TOM: And your thumb caught fire.
RAY: I continued driving home when I realize I can't see a thing, and I can't see because I have no headlights. Both of my headlights aren't working. It was at that moment...
TOM: Coincidence one might ask.
RAY: Hardly.
TOM: Hardly.
RAY: It was at that moment that I knew what was wrong.
TOM: Right.
RAY: What was it?
TOM: The light bulb went on so to speak.
RAY: The light bulb went off, and another one went on.
TOM: Yeah.
RAY: What was happening is that the charging system had gone nutso. In doing so it had burned out my headlights. It was overcharging.
TOM: Putting out 20 volts.
RAY: Oh, when I put the meter on, it pinned the thing. It was putting out too much voltage, and the radio manufacturers in their wisdom had designed it so that there is a -- what do you call it -- a surge protection device. So if there is too much juice getting to the radio...
TOM: It cuts it off.
RAY: It cuts it off.
TOM: Otherwise you fry all those delicate little electrons that are running around there making music.

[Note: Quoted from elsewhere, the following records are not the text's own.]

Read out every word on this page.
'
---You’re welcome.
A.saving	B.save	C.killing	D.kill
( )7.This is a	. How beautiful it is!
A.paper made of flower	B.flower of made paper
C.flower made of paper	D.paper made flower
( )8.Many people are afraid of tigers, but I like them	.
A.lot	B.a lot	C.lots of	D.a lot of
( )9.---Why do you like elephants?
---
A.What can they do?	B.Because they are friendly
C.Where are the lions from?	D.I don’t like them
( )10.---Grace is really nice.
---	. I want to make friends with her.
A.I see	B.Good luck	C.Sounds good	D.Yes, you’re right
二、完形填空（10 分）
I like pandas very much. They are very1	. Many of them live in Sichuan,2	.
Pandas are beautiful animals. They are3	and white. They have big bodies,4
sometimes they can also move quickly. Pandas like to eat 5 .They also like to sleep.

RAY: Yes, and so when I took my foot off the gas pedal and stepped on the brake, the engine slowed, the charging system returned to a normal output, or closer to normal, the radio would kick in. When I took my foot off the brake and stepped on the gas and accelerated it, the alternator was making too much current, the radio would go out. When I pushed the cigarette lighter in, I drew some of that electricity...
TOM: Suck up all the current -- a lot of current.
RAY: Some of those electrons, OK, until I melted...
TOM: The heat electrons and not the music electrons.
RAY: That's right. They're different. They're heavy electrons.
TOM: Heavy, like heavy -- like a heavy water.
RAY: So what I needed was a new voltage regulator, and that solved the problem. Do we have a winner this week? Of course we do.
TOM: You bet.
RAY: We always have a winner.
TOM: The winner is Leon woo -- Leon Gewolb.
RAY: Sounds good.
TOM: G-e-w-o-l-b, how would you pronounce that?
RAY: Gewolb.
TOM: Gewolb, from Port Washington, New York.